Abstract

Patients with thrombotic thrombocytopenic purpura (TTP) have a deficiency of von Willebrand factor (vWF)-cleaving protease, whereas patients with hemolytic-uremic syndrome (HUS) show normal activity of this protease. Present methods for assaying vWF-cleaving protease by immunoblotting are time-intensive and cumbersome. We therefore developed a new functional assay based on the preferential binding of high-molecular-weight forms of vWF to collagen. In this assay, the diluted plasma sample to be tested is added to normal human plasma in which protease activity had been abolished. The vWF present in the protease-depleted plasma is digested by the vWF-cleaving protease in the test plasma.

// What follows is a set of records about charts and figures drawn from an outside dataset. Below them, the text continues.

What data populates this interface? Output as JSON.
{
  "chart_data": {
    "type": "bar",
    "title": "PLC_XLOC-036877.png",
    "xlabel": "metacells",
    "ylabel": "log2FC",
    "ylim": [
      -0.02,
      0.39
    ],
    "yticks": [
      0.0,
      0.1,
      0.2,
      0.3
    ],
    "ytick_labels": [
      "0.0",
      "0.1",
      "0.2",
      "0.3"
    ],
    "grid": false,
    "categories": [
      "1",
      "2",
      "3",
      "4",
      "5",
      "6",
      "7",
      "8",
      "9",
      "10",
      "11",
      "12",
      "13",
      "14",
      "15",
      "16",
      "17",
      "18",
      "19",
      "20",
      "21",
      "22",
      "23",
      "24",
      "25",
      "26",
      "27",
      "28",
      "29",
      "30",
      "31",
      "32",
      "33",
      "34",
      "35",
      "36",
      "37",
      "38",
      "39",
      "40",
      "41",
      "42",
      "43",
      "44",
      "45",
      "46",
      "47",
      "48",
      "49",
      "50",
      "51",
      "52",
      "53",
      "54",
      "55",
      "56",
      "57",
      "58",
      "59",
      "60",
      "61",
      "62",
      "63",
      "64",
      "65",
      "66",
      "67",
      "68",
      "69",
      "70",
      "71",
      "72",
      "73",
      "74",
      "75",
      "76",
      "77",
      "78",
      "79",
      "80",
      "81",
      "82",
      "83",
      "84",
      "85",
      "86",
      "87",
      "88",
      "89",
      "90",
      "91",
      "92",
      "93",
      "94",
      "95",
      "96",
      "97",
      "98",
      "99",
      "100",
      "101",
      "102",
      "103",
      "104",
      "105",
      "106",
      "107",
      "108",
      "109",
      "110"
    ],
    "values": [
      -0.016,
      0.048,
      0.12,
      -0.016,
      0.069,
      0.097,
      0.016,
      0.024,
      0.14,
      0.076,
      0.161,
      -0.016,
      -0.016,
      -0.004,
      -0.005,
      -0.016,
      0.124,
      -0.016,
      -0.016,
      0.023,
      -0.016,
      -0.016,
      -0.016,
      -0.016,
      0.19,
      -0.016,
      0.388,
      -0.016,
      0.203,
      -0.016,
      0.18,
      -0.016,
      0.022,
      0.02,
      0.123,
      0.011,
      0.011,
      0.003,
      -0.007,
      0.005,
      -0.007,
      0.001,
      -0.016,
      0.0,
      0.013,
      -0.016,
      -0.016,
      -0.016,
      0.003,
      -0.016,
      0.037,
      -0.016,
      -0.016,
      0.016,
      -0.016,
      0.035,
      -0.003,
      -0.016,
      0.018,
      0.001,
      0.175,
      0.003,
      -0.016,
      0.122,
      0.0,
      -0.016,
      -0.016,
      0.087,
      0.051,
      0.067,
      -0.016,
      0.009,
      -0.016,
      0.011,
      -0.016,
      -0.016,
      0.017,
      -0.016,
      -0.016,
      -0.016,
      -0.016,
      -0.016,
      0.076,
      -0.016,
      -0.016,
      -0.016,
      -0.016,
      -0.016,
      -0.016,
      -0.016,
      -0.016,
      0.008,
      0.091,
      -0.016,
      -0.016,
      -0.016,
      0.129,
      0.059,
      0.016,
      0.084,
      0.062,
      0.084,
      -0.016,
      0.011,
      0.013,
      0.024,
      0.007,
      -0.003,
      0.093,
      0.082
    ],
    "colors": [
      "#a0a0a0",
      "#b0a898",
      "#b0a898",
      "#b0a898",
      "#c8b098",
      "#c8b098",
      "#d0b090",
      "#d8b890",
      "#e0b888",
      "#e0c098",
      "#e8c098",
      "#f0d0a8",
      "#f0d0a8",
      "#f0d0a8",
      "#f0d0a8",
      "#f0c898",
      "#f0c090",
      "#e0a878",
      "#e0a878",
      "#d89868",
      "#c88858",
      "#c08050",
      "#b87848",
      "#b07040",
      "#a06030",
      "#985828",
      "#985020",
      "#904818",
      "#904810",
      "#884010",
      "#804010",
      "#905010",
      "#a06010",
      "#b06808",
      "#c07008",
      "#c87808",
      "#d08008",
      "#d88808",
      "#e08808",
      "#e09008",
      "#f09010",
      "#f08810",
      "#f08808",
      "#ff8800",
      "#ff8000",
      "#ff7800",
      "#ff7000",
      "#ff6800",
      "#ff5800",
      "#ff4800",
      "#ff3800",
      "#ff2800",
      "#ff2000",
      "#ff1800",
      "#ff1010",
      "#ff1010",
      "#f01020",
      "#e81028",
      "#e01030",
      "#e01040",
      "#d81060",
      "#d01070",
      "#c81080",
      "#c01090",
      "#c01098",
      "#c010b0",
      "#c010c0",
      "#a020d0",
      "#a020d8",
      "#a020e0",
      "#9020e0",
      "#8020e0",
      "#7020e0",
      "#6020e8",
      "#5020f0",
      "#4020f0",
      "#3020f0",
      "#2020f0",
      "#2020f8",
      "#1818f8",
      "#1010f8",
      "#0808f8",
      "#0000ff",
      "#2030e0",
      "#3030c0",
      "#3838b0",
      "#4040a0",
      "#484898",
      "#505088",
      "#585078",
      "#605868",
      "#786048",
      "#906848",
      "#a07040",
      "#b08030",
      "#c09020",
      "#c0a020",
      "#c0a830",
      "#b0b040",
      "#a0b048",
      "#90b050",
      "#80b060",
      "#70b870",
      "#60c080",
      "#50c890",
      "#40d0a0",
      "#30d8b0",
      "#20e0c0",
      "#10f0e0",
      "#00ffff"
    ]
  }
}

The proteolytic degradation leads to low-molecular-weight forms of vWF, which show impaired binding to microtiter plates coated with human collagen type III. The collagen-bound vWF is quantified using a peroxidase-conjugated rabbit antibody against human vWF. The values of vWF-cleaving protease activity in tested plasma samples are read from a calibration curve achieved by incubating the vWF-substrate with dilutions of a normal human plasma pool (NHP). Testing of plasma from patients with TTP and HUS showed that the assay can be used to distinguish between these two syndromes. The presence of an inhibitor can be detected by carrying out the test after incubation of NHP with the patient plasma sample, thus enabling differentiation of patients with familial TTP from those with nonfamilial TTP.